Then, this week’s finale boldly brought Danny back into the picture after making us hate him all season. He and Mindy give in to their undeniable chemistry and hook up in a stalled elevator, even though he’s engaged — unbeknownst to Mindy — and she’s in a new will-they-won’t-they with her office mate Dr. Jody Kimball-Kinney. Danny and Mindy even exchange declarations of love … before Mindy gets home to find that Jody has made the grand gesture of buying the apartment above her to make room for Leo. It was riveting because we’ve invested so much in Danny and Mindy — and because Kaling and Messina are hot like fire together.

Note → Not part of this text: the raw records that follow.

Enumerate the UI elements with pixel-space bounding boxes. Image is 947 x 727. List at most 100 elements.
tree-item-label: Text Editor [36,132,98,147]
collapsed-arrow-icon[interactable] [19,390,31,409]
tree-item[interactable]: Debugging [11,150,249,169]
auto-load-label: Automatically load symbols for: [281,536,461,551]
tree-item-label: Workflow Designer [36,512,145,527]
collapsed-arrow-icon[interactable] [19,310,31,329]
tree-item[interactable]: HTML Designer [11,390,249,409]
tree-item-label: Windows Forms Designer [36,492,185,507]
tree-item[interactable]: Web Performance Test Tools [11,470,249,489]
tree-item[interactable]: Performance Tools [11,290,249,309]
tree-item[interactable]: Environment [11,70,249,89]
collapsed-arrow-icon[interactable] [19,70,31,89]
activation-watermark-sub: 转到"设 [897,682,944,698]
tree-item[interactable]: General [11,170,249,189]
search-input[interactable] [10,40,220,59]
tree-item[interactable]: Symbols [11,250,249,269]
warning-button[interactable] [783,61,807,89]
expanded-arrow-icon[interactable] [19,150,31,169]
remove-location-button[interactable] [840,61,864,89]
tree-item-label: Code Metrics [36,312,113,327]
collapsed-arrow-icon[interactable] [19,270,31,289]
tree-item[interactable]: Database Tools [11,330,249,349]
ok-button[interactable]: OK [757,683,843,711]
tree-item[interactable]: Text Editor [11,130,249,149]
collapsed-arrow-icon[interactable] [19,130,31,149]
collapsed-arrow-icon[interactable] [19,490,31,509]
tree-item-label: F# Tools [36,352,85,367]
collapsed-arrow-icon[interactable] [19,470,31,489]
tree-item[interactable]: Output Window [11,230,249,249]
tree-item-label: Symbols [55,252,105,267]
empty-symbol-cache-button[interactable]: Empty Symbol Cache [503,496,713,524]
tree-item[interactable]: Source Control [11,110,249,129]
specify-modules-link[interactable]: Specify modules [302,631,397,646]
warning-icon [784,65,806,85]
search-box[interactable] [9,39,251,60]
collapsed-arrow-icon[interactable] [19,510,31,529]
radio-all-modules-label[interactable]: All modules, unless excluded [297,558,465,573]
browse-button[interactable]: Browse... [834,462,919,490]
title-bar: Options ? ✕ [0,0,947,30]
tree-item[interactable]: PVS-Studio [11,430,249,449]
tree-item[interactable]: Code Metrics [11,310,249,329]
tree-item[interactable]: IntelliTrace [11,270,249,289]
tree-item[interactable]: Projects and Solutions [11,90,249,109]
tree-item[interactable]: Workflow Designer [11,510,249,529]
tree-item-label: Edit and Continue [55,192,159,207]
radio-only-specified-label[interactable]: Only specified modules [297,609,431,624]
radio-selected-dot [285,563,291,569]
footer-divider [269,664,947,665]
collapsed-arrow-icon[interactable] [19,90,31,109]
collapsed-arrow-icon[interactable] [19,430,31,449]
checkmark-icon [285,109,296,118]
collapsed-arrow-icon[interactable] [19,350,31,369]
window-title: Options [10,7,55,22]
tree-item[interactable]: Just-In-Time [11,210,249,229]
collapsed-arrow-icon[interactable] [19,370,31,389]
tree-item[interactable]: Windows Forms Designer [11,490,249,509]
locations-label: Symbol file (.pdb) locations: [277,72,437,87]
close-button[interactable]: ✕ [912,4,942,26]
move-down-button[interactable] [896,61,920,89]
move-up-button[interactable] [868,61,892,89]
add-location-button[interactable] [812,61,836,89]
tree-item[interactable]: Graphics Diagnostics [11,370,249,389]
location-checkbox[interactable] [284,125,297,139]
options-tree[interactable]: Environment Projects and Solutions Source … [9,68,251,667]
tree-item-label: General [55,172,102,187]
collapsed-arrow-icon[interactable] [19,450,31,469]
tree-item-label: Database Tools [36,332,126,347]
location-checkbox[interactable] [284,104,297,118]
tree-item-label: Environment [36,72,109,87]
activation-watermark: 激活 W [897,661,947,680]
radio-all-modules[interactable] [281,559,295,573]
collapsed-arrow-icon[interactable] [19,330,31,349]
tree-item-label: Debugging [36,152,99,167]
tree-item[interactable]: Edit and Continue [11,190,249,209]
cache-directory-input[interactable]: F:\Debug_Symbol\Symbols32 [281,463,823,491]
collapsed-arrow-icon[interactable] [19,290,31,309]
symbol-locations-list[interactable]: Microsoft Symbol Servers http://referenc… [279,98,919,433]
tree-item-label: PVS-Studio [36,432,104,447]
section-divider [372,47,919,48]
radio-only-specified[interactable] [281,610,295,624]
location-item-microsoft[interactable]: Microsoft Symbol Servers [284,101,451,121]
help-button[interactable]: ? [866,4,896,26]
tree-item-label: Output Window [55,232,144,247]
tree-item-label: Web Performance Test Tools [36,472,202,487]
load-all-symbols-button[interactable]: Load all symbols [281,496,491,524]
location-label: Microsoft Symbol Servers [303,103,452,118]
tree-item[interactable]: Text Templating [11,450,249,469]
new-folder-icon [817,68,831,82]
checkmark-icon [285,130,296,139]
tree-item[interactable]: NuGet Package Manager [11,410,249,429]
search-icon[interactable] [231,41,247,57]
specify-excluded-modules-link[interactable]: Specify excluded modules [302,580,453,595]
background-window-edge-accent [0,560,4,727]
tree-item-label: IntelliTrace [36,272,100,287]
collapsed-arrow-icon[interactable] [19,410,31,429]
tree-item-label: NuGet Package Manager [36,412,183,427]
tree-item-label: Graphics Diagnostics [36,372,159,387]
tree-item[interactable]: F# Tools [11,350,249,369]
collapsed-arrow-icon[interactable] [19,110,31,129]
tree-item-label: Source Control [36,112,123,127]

But in the harsh light of the morning after, there’s the fact that Messina is moving to guest-star status next season, hardly a great sign for the relationship. What might that mean for the show going forward?
On the one hand, we’re back in rom-com heaven, the show’s prime territory. Its most memorable episodes have used big gestures to great effect, like when Danny and Mindy kissed on the plane, when Danny danced for her to Aaliyah’s “Try Again,” when Danny flew to India to ask Mindy’s parents for her hand in marriage. This week’s rekindling and new love-triangulating felt all the more epic because we’ve missed those moments so much, and because just a few episodes ago, the show was treading water with throwaway dates we’d never see again, trips to Princeton and Texas, and a company softball game.
Furthermore, Mindy has even started to sell me on her opposites-attract relationship with Jody, a backwards Southern jerk somehow made kind of charming by Garret Dillahunt. Having Danny around gives them a hurdle to jump as a couple — a key ingredient to a lasting sitcom romance.
On the other hand, Mindy and Jody have plenty of built-in hurdles. He’s a sexist philanderer, a good-old-days boy, the absolute opposite of Mindy. (Well, they clearly both like sex. But other than that.) Wrenching us back into the heartache of Mindy’s relationship with Danny is recklessly risky: Like Mindy, we’re likely to experience that heartache all over.
It’s hard to know whether to trust Danny — or The Mindy Project — with our hearts again. And its finale cliffhanger makes you wonder whether the show has a clear direction, an endgame, a message. I’m all for learning from mistakes in love. But what is it that Mindy is trying to teach us?